In the middle of all of this, I got married and went on my honeymoon, a Mediterranean cruise. I had barely any contact with the world back home for two weeks, but one morning the ship got close enough to land for me to pick up some cell signal and receive a series of messages from the designer. The committee had gone over my head while I was gone and tried to work with him directly, to disastrous results. He was threatening to quit if I didn’t step in. I spent about an hour talking him down and convinced him to wait until I got back.

The concept

When I got back, we agreed that I would produce a concept sketch before he would do any additional work, and I would get the committee to fully approve it and he would work off of it to create a final version.

I still didn’t know what the committee wanted, but I had some guesses as to what they didn’t like about the original samples. They were very creative, but the text was hard to read and the colors a bit jarring and off brand. It needed to be cleaner, simpler, and bring in more of our brand’s purple and orange.

I thought about musical aesthetics I was familiar with, like 90s grunge or modern-retro vaporwave.
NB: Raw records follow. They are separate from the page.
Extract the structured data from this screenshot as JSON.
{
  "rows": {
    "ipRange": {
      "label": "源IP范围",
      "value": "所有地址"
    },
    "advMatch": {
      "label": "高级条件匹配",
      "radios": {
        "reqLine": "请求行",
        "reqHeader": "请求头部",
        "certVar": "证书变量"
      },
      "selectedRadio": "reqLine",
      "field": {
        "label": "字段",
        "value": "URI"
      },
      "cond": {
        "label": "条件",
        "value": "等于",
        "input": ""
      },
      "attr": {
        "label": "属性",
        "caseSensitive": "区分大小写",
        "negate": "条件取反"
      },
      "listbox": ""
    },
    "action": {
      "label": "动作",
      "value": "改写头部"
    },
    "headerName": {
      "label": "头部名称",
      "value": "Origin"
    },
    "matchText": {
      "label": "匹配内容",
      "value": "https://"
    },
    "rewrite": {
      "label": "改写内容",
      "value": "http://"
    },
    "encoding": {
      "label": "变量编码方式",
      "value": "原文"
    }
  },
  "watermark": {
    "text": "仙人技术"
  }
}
Concept sketch: a clean purple poster with a black-and-white photo of three nurses singing into a microphone Concept sketch: a purple gradient with nurse silhouettes in front of a golden sun and a retro grid floor
My concept sketches. Cleaner and more on-brand than the samples: more of ACNL's purple and orange, simpler, and far easier to read.
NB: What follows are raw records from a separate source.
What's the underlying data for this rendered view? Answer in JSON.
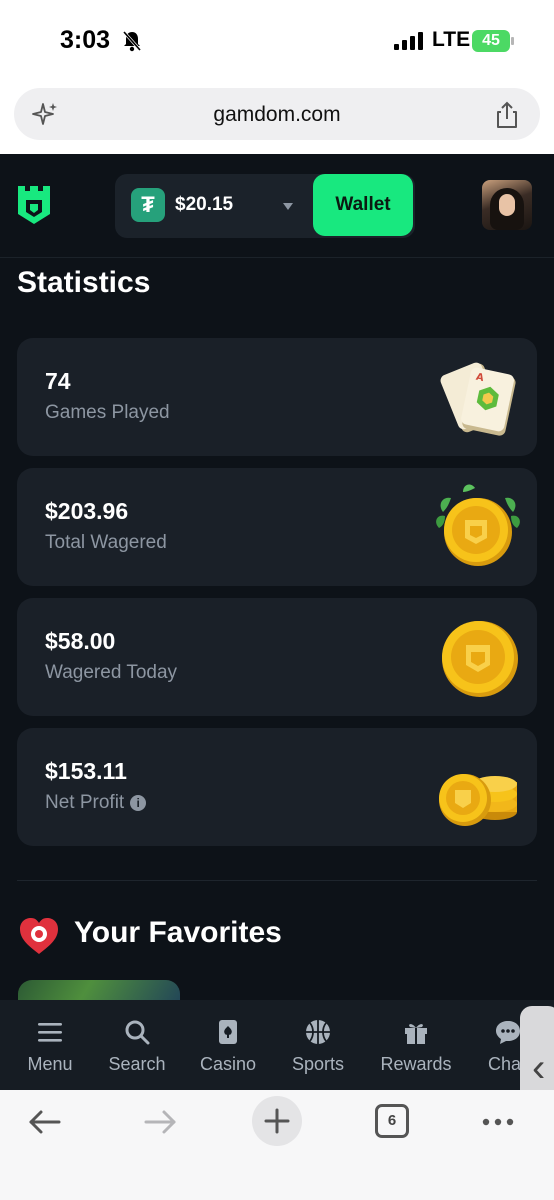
{
  "status_bar": {
    "time": "3:03",
    "network": "LTE",
    "battery": "45"
  },
  "browser": {
    "url": "gamdom.com",
    "tabs_count": "6"
  },
  "header": {
    "balance": "$20.15",
    "wallet_label": "Wallet",
    "currency_icon": "tether-icon"
  },
  "statistics": {
    "title": "Statistics",
    "cards": [
      {
        "value": "74",
        "label": "Games Played",
        "icon": "mahjong-tiles-icon"
      },
      {
        "value": "$203.96",
        "label": "Total Wagered",
        "icon": "coin-leaves-icon"
      },
      {
        "value": "$58.00",
        "label": "Wagered Today",
        "icon": "coin-icon"
      },
      {
        "value": "$153.11",
        "label": "Net Profit",
        "icon": "coin-stack-icon"
      }
    ]
  },
  "favorites": {
    "title": "Your Favorites"
  },
  "bottom_nav": [
    {
      "label": "Menu",
      "icon": "menu-icon"
    },
    {
      "label": "Search",
      "icon": "search-icon"
    },
    {
      "label": "Casino",
      "icon": "casino-icon"
    },
    {
      "label": "Sports",
      "icon": "sports-icon"
    },
    {
      "label": "Rewards",
      "icon": "gift-icon"
    },
    {
      "label": "Cha",
      "icon": "chat-icon"
    }
  ],
  "colors": {
    "accent": "#18e87f",
    "background": "#0d1218",
    "card": "#1a2028",
    "muted_text": "#8d96a2"
  }
}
I settled on an 80s synthwave style, using ACNL’s chapters like the featured bands at a music festival.

Concept sketch: full 80s synthwave with palm trees, a neon sunset, mountains, and ACNL chapters listed like festival bands
The direction I settled on: 80s synthwave, with ACNL's chapters billed like the featured bands at a music festival. This is the sketch I took to the committee for approval.

The final version

The committee approved, so I sent it to the designer to do his magic.
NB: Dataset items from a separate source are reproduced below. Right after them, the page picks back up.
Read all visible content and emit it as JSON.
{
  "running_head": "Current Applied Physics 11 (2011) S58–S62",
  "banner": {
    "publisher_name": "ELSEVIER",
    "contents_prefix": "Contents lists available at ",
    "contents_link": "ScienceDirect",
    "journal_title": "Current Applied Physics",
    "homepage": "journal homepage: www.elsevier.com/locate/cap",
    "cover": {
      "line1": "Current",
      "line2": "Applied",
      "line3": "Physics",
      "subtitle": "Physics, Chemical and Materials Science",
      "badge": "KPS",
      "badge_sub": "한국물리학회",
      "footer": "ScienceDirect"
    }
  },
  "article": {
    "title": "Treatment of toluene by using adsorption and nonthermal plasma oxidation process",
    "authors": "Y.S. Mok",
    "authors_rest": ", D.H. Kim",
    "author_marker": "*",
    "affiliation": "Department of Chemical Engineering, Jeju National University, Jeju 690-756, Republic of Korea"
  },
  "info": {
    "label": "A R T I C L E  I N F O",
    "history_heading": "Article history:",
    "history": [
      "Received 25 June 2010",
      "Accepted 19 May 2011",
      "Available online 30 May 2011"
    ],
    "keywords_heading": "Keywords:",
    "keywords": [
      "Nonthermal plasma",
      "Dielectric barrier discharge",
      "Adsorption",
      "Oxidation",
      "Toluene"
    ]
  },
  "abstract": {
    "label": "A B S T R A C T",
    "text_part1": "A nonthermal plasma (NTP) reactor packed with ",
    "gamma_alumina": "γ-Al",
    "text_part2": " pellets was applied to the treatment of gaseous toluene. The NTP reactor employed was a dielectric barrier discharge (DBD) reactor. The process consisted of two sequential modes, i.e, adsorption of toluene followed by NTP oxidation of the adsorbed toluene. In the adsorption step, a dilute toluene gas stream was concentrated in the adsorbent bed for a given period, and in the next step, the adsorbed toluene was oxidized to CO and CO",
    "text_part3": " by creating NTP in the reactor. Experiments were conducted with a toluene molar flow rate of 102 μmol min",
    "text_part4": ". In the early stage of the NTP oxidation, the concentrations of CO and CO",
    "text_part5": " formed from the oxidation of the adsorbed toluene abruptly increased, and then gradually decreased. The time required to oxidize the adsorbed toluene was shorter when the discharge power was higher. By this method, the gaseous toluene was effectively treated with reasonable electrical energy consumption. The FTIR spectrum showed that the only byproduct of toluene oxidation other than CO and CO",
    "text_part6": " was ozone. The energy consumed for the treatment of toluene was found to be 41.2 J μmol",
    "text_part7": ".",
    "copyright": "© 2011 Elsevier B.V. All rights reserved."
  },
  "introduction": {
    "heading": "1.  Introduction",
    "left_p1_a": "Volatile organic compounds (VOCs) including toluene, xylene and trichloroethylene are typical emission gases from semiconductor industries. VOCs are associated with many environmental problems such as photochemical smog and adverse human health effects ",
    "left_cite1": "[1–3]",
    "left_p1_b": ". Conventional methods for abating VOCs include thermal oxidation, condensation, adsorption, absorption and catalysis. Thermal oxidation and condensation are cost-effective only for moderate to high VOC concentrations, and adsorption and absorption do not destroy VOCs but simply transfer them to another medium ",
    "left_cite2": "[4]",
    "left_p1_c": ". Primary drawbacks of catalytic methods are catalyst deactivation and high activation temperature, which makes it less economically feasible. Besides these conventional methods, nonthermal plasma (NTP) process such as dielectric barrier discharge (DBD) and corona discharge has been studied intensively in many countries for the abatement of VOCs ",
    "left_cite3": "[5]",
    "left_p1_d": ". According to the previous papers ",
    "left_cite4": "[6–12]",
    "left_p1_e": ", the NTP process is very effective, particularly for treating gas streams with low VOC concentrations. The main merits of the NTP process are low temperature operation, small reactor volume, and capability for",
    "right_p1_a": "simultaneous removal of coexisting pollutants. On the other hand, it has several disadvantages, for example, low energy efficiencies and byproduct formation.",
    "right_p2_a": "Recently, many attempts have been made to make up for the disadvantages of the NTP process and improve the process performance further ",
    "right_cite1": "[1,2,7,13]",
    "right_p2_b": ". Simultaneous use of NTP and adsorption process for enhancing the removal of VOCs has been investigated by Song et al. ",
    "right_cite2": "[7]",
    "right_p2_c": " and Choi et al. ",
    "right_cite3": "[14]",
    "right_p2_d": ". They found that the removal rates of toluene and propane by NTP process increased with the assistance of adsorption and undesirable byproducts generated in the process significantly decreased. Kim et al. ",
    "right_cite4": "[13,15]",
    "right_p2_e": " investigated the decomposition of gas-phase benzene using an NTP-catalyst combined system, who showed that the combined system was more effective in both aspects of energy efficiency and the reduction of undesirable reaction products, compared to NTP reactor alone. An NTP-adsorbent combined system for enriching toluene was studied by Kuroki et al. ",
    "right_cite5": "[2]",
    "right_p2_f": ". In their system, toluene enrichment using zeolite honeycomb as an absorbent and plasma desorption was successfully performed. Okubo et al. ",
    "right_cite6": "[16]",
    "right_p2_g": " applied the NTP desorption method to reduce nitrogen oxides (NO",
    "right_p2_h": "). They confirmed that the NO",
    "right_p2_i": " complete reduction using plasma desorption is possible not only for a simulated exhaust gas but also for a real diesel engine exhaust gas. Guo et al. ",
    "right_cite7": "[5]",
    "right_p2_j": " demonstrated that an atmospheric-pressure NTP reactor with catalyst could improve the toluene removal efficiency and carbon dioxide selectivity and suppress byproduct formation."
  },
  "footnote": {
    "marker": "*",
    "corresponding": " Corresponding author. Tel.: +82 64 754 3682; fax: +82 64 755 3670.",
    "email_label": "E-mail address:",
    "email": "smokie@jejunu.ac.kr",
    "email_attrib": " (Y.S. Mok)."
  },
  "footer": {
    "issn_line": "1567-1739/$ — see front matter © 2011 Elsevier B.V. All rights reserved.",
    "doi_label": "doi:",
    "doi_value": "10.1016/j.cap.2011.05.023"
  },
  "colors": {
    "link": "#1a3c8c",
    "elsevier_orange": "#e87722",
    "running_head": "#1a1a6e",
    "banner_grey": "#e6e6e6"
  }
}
The designer's synthwave rendering from my sketch: a neon sunset, palm trees, mountains, and grid, with placeholder lorem-ipsum background text and the featured speakers
The designer's synthwave rendering from my approved sketch. Placeholder text still in the background, and the thin "On Nursing Leadership" font I'd ask him to swap out.

I asked him to find a new font for “On Nursing Leadership”, because I found it to be just a little too thin and hard to read, and a committee member asked us to fix the EKG rhythm, which apparently looked like someone having a medical emergency. Here’s the final version:

Final synthwave key art: a neon sunset, palm trees, mountains, an EKG line, the tagline Turn Up the Volume on Nursing Leadership, and the featured speakers
The final key art. A heavier font for "On Nursing Leadership" so it reads at a glance, and a corrected EKG rhythm after a committee member pointed out the original looked like a medical emergency.

The rollout

I worked with our partners at Cvent to get the app specs and sent them to the designer. We also had a photobooth this year so we needed a 2x2 photo frame.

Conference app splash screen: a tall synthwave background with a neon sunset, palm trees, mountains, and a grid Conference app login background in the synthwave style Event details header banner in the synthwave style Session details header banner, a wide synthwave format 2x2 photobooth photo frame: a synthwave border with the ACNL logo and four empty photo squares
The Cvent app suite, built to spec, plus the 2×2 photobooth frame (last slide) for the photo station.

The awards brochure

The awards brochure ended up being a crowd favorite, with a lot of people coming up to me at the conference to tell us it was the best yet.

PDF Turn Up the Volume — Awards Program Brochure The awards brochure — a crowd favorite, with attendees coming up all conference to say it was the best yet.